State-of-the-art model-based Reinforcement Learning (RL) approaches either use gradient-free, population-based methods for planning, learned policy networks, or a combination of policy networks and planning. Hybrid approaches that combine Model Predictive Control (MPC) with a learned model and a policy prior to efficiently leverage the benefits of both paradigms have shown promising results. However, these hybrid approaches typically rely on gradient-free optimization methods, which can be computationally expensive for high-dimensional control tasks.
While gradient-based methods are a promising approach, recent works have empirically shown that gradient-based methods often perform worse than their gradient-free counterparts due to the fact that gradient-based methods can converge to suboptimal local optima and are prone to exploding or vanishing gradients. We propose Dream-MPC, a novel approach that generates few candidate trajectories from a rolled-out policy and optimizes each trajectory by gradient ascent using a learned world model.
We incorporate uncertainty regularization directly into the optimization objective and amortize optimization iterations over time by reusing previously optimized actions. We evaluate our method on multiple continuous control tasks from the DeepMind Control Suite, Meta-World and HumanoidBench and show that gradient-based MPC can significantly improve the performance of the underlying policy and can outperform gradient-free MPC and state-of-the-art baselines.

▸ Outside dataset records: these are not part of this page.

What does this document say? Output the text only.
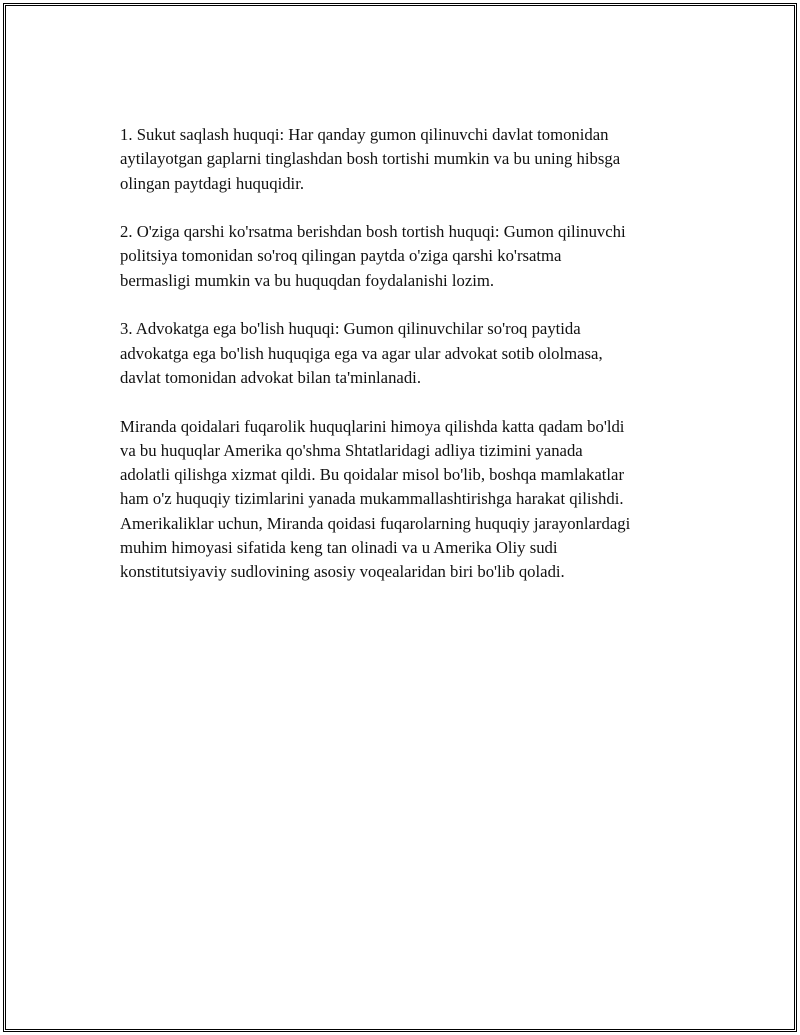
1. Sukut saqlash huquqi: Har qanday gumon qilinuvchi davlat tomonidan
aytilayotgan gaplarni tinglashdan bosh tortishi mumkin va bu uning hibsga
olingan paytdagi huquqidir.

2. O'ziga qarshi ko'rsatma berishdan bosh tortish huquqi: Gumon qilinuvchi
politsiya tomonidan so'roq qilingan paytda o'ziga qarshi ko'rsatma
bermasligi mumkin va bu huquqdan foydalanishi lozim.

3. Advokatga ega bo'lish huquqi: Gumon qilinuvchilar so'roq paytida
advokatga ega bo'lish huquqiga ega va agar ular advokat sotib ololmasa,
davlat tomonidan advokat bilan ta'minlanadi.

Miranda qoidalari fuqarolik huquqlarini himoya qilishda katta qadam bo'ldi
va bu huquqlar Amerika qo'shma Shtatlaridagi adliya tizimini yanada
adolatli qilishga xizmat qildi. Bu qoidalar misol bo'lib, boshqa mamlakatlar
ham o'z huquqiy tizimlarini yanada mukammallashtirishga harakat qilishdi.
Amerikaliklar uchun, Miranda qoidasi fuqarolarning huquqiy jarayonlardagi
muhim himoyasi sifatida keng tan olinadi va u Amerika Oliy sudi
konstitutsiyaviy sudlovining asosiy voqealaridan biri bo'lib qoladi.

We perform local trajectory optimization with a latent dynamics model. Instead of sampling hundreds or thousands of action sequences at each step as done by gradient-free, sampling-based methods such as the Cross-Entropy Method (CEM) or Model Predictive Path Integral (MPPI), Dream-MPC considers few samples from the policy prior and optimizes each action sequence by using gradient ascent to maximize the objective J. The first action with the highest predicted return is applied, and the procedure is repeated for the next time step.
For our experiments, we integrate Dream-MPC into TD-MPC2 and BMPC and evaluate it on 24 environments from the DeepMind Control Suite, Meta-World and HumanoidBench.
We integrate our method into BMPC by replacing the MPPI planner with Dream-MPC during inference. As the aggregated performance metrics across all 24 tasks show, Dream-MPC can improve the performance of the underlying policy and outperform MPPI when using BMPC as a basis. While for TD-MPC2 our method can also improve the performance of the policy, we can not consistently match the performance of MPPI. This highlights the need for a good initial proposal for gradient-based MPC.
Furthermore, we show that our method also works well with image-based observations and can outperform MPPI.
Additionally, we evaluate the performance when enabling gradient-based planning already during training using TD-MPC2 as a basis.
On top of the quantitative evaluation, we also provide videos of the evaluation episodes for the different environments when using Dream-MPC to optimize the actions at inference.
We further integrate our method into Dreamer and also find improvements in sample efficiency and asymptotic performance when enabling planning during training.